Tag Archives: University of Arizona

Marilee, the reason I went to Guam – #3

We were roommates during junior year at the University of Arizona — two young women from very different backgrounds thrust together by the whims of a college admissions office. For at least one of us, that random assignment set the course for everything that would follow.

Marilee was pretty, petite and seemed very sophisticated to me. Her long, blonde hair hung straight and shiny to the middle of her back. She had wide blue eyes and thick lashes that curled up toward her brow. Her skin was flawless.

The daughter of a successful car dealer, she’d grown up in a large house in the town of Brighton, Mich., west of Detroit. Her childhood experiences included travel, expensive dinners at the country club and a motor home her family drove to the lakeside cottage where they spent much of the summer. As soon as she could drive, she had her own car (a new one, of course). Her parents were paying her tuition and living expenses. Her life seemed easy, stable and enviably secure.

Next to her, I felt like the gawky, unattractive poor relative. I was a head taller, heavier and uncomfortable in my own (often blemished) skin. I was on scholarship, work/study and student loans. My only mode of transportation was a bicycle. I didn’t take my first plane trip until the age of 19. My childhood was spent in six different cities in four different states. My family had recently moved to Phoenix, which meant I’d lost the security of a comfortable community to which I could someday return.
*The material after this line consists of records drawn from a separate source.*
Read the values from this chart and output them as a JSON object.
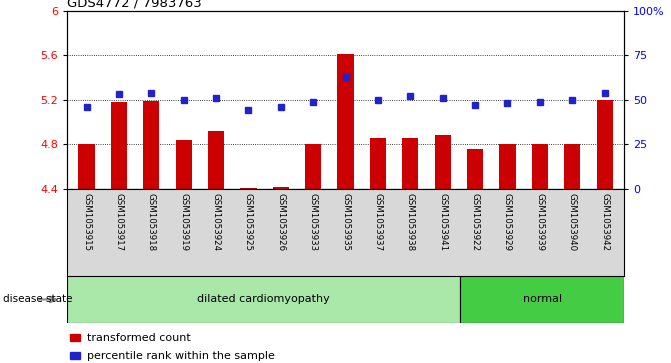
{
  "title": "GDS4772 / 7983763",
  "samples": [
    "GSM1053915",
    "GSM1053917",
    "GSM1053918",
    "GSM1053919",
    "GSM1053924",
    "GSM1053925",
    "GSM1053926",
    "GSM1053933",
    "GSM1053935",
    "GSM1053937",
    "GSM1053938",
    "GSM1053941",
    "GSM1053922",
    "GSM1053929",
    "GSM1053939",
    "GSM1053940",
    "GSM1053942"
  ],
  "bar_values": [
    4.8,
    5.18,
    5.19,
    4.84,
    4.92,
    4.41,
    4.42,
    4.8,
    5.61,
    4.86,
    4.86,
    4.88,
    4.76,
    4.8,
    4.8,
    4.8,
    5.2
  ],
  "dot_values": [
    46,
    53,
    54,
    50,
    51,
    44,
    46,
    49,
    63,
    50,
    52,
    51,
    47,
    48,
    49,
    50,
    54
  ],
  "ylim_left": [
    4.4,
    6.0
  ],
  "ylim_right": [
    0,
    100
  ],
  "yticks_left": [
    4.4,
    4.8,
    5.2,
    5.6,
    6.0
  ],
  "ytick_labels_left": [
    "4.4",
    "4.8",
    "5.2",
    "5.6",
    "6"
  ],
  "yticks_right": [
    0,
    25,
    50,
    75,
    100
  ],
  "ytick_labels_right": [
    "0",
    "25",
    "50",
    "75",
    "100%"
  ],
  "bar_color": "#cc0000",
  "dot_color": "#2222cc",
  "disease_groups": [
    {
      "label": "dilated cardiomyopathy",
      "start": 0,
      "end": 12,
      "color": "#aae8aa"
    },
    {
      "label": "normal",
      "start": 12,
      "end": 17,
      "color": "#44cc44"
    }
  ],
  "legend_bar_label": "transformed count",
  "legend_dot_label": "percentile rank within the sample",
  "disease_state_label": "disease state",
  "bg_color": "#d8d8d8",
  "plot_bg": "#ffffff"
}
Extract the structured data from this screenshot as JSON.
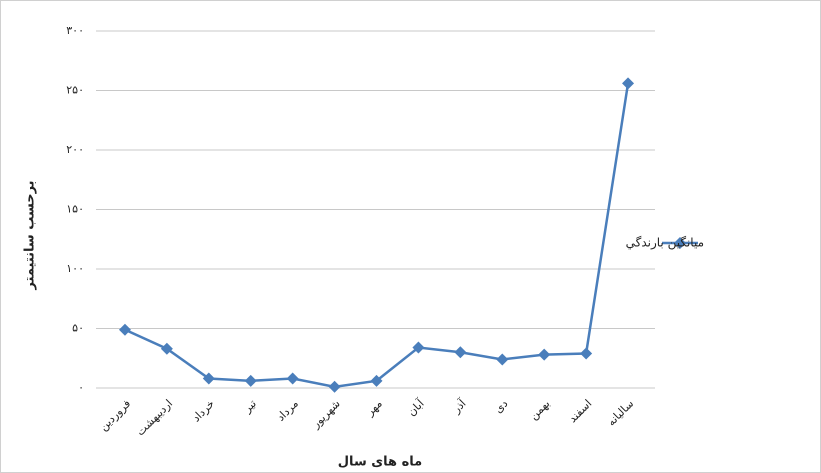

Even temperamentally, Marilee and I were very different. I was serious, studious, prone to keeping to myself. She was restless, social, someone who enjoyed parties and going out. I’m not sure why we became good friends, but we did. Maybe because I wanted to be more like her; I saw her as brave and daring in ways I was not. (Now that I am older I recognize that some of her ways — smoking, for example, and eating habits that veered perilously close to an eating disorder — were not examples to admire.)

Perhaps most exotic about Marilee was the fact that she had a boyfriend who was traveling somewhere in South America. Though I don’t remember how she met him (I think he may have been a friend from home), the fact that she had this long-distance romance in her life — with a guy who seemed to be quite an adventurer — intrigued me.

One day, Marilee told me that her boyfriend was moving to Guam, and that he wanted her to go with him.

She thought he was crazy. I thought it sounded wonderful. I offered to help her do some research so that she had some information to shore up her pitch to her family. I went to the university library and pulled everything I could find about Guam.

There wasn’t much, which worried her — and enthralled me.

I was a journalism major and someone who wanted to spend her life telling stories. A place about which little was documented seemed rich with opportunity for someone like me. So I did what I could to shore up Marilee’s confidence.

Then she asked me to go with her. When she pitched the concept to her parents, she used the fact that I would be with her to win them over.

To be an entrepreneur, I’ve often heard, is to be an inherent risk-taker. I think of myself an inherent risk-follower. Marilee and I did move to Guam, and so did her boyfriend. They didn’t like it as much as they’d expected and they quickly transferred to the University of Hawaii. I had spent every bit of my savings to get out there and had no financial safety net to give me options.

When Marilee and her boyfriend left the island, I was stuck. But it ended up being the best thing that ever happened to me.

Thanks to Marilee, I took the biggest risk of my life. When it didn’t work out the way I’d expected, I had to make it work. Which I did. And that ended up being the greatest gift of my lifetime: the certainty that, no matter what happens, I can get through it. — Karen


On Jan. 2 of this new decade, I launched a project called “1,000 People to Thank Before I Die.” It is my version of a “bucket list” — an attempt to acknowledge the people who have guided and influenced my life before I lose the opportunity to do so — and was inspired by the book 1,000 Places to See Before I Die.